A publicação, de origem europeia, aborda que a escola precisa, necessariamente, comprometer-se a um projeto de cidade. Nesse projeto, a escola deixa de ter a centralidade do planejamento do processo educativo, ampliando-se os espaços escolares. A escola adentra a esse projeto como mera parceira, destituindo-se, assim, do seu grande papel de propulsora de uma educação comprometida com a criticidade e com a transformação social.
Nesse livro, há algumas “questões de fundo” que precisam ser identificadas, estabelecendo conceitos da nova ordem econômica e social. Nesta ordem, o Estado, grande mantenedor financeiro das políticas educacionais, passa a ser meramente o co-responsável, destituindo-se de seu comprometimento em manter as políticas de fomento a uma educação com qualidade.
Em vista disso, corroboramos com Leher , que aborda que, dessa forma, a educação e a qualificação transitam da política pública para o assistencialismo ou filantropia, tal como uma estratégia de alívio da pobreza, como a situa o Banco Mundial. Assim, o indivíduo passa a ser o grande mantenedor de seus sucessos e fracassos, sendo culpado se não conseguir ascensão profissional ou cultural. Há a descaracterização de uma análise conjuntural e política de sociedade.
Logo, percebemos um contexto que desmoraliza a escola no seio de seu papel social e cultural. A escola tem sua verdadeira missão no ato de educar para a cidadania – a escola instrui e potencializa os indivíduos nas diversas linguagens do conhecimento! Esse é seu verdadeiro papel.
Ainda sob esse prisma, devemos compreender que a escola deve ser a protagonista no projeto educativo e não necessariamente a cidade. Não há dúvidas que parcerias são importantes, mas quem deve ser o gestor dessas parcerias e o centralizador do planejamento é a Escola.

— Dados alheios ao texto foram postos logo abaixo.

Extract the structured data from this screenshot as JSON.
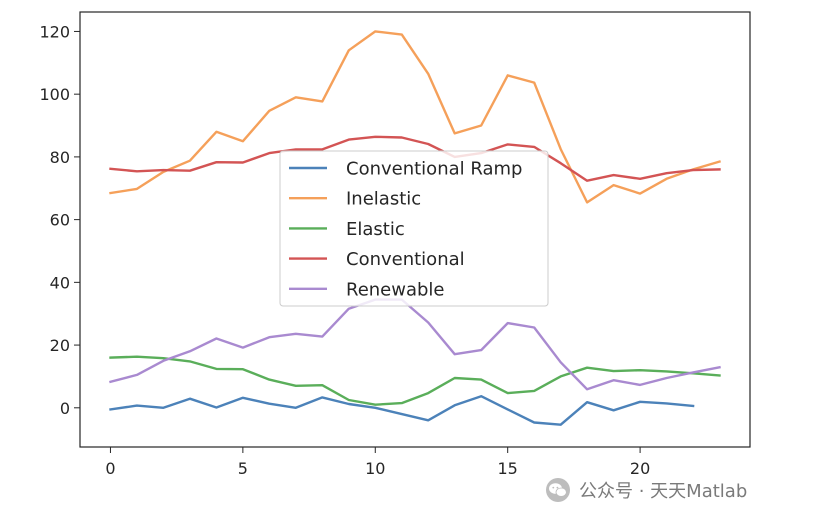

Sheila Cristina Monteiro Matos

*Modalidade educativa que congrega e articula três instâncias básicas: intelectual, física e moral.

Cf EDUCAÇÃO INTEGRAL: texto referência para o debate nacional. Brasília, DF: Ministério da Educação, 2008.
Cf BRASIL. Ministério da Educação. Portaria Normativa Interministerial Nº 17. Institui o Programa Mais Educação. Brasília, DF, 24 de abril de 2007.
GADOTTI, M. Inovações educacionais: educação integral, integrada, integradora e em tempo integral. São Paulo: Instituto Paulo Freire, 2008. mimeo. p. 14.
Cf PACHECO, S. M. Educação Integral e qualidade: problematizando a relação. Salto para o futuro, Ano XVIII, boletim 13, Rio de Janeiro, ago. 2008. pp. 26-29.
GÓMEZ-GRANELL, C.; VILA, I. (orgs.). A escola como projeto educativo. Porto Alegre: Artmed, 2003.
Apud FRIGOTTO, G. Educação, crise do trabalho assalariado e do desenvolvimento: teorias em conflito. In: FRIGOTTO, G. Educação e crise do trabalho. Petrópolis: Vozes, 2005. p. 15.